Coordinate Systems When Working With PDFs

By Roger Dunham | 2024 Sep 25

4 min

Introduction

Copied to clipboard

The intricacies of coordinate systems are not a thing the average software user needs to know anything about – a good PDF viewer and editor, such as Apryse WebViewer, just works in an intuitive way, with all of the detail being dealt with under the hood.

As a developer, though, coordinate systems matter a great deal – getting it wrong can result in a difficult-to-understand UI, as well as incorrect output for any kind of automated document processing.

In this article, we will look at the main coordinate systems that you will come across when working with PDFs and WebViewer, and see how you can correctly convert between them.

Things You Need to Know about Coordinate Systems in PDFs

Copied to clipboard

Working with the Extracted Data

Apryse IDP allows you get both content and location of information within a PDF. Correctly understanding the location makes it possible to identify which pieces of data are located near one another, or near to an edge of the page.

Working with Annotations

Annotations can be embedded within a PDF or exported as a separate file that is then loaded into the PDF. If the coordinate system used by the annotation is incorrect, then it will appear in the wrong location.

Adding a Custom Tool to WebViewer

Somehow you need to convert from the location of a click event within the UI to, for example, an element within the PDF.

Before we look at those examples, let's go into a little detail about coordinates in PDFs. We’ll break this into three sections:

Things that you probably don’t need to know but might find interesting
Things that you do need to know
Things that you need to know if you are in a hurry

Things You Don't Need to Know

Copied to clipboard

The PDF Specification is full of detail, which it should be. In practice, though, if you are using WebViewer, then most of those details have been handled for you.

They do provide some useful background and concepts, so if you are curious, then read on – but I will keep it brief.

I’ve heard about various “boxes” with regard to PDFs. What are they?
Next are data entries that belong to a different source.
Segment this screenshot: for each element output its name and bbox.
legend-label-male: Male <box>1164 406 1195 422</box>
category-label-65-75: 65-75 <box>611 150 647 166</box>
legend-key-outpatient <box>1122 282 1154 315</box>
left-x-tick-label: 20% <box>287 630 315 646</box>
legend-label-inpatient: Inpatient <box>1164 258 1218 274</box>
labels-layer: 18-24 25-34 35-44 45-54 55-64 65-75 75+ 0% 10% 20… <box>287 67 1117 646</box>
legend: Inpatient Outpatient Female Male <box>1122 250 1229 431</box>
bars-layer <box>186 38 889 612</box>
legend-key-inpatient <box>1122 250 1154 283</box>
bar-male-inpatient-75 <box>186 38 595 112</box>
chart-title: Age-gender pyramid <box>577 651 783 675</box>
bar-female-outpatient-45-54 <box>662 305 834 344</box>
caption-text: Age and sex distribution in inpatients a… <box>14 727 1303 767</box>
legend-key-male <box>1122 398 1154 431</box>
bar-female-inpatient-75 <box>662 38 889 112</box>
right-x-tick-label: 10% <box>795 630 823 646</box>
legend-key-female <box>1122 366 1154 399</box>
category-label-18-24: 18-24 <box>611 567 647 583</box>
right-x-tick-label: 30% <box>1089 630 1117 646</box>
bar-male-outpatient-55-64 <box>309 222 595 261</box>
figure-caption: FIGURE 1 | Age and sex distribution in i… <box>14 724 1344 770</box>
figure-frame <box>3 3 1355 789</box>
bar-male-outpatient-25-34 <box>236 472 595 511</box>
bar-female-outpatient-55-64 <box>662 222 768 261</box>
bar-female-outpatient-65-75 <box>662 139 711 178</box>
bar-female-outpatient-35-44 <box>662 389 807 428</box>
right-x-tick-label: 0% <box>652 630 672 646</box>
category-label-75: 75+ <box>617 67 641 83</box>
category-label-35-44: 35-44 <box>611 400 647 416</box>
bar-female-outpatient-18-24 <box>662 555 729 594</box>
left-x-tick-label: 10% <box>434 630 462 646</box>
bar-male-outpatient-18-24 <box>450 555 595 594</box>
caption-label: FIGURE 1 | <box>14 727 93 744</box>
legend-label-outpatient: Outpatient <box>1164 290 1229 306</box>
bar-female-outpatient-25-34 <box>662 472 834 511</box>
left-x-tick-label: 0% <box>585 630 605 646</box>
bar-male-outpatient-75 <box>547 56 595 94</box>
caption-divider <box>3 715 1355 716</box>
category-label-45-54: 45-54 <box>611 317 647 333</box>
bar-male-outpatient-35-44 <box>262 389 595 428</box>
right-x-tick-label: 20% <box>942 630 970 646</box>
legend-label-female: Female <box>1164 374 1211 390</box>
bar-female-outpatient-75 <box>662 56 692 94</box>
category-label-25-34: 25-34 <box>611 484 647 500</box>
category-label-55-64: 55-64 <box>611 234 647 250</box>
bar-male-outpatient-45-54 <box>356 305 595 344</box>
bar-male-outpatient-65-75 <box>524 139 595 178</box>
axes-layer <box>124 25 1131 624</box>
Some articles about PDFs use phrases such as “Crop boxes,” “Bleed boxes,” “Trim boxes,” “Media Boxes,” and so on. In almost all scenarios there is little need to know about these. Certainly, there are some niche cases when it matters, and if you find yourself needing to find out more or you are just curious, then check out the PDF specification or the article “What are PDF Page Boxes?”.

Coordinate Systems

The PDF Specification says, “Coordinate systems define the canvas on which all painting occurs. They determine the position, orientation, and size of the text, graphics, and images that appear on a page.”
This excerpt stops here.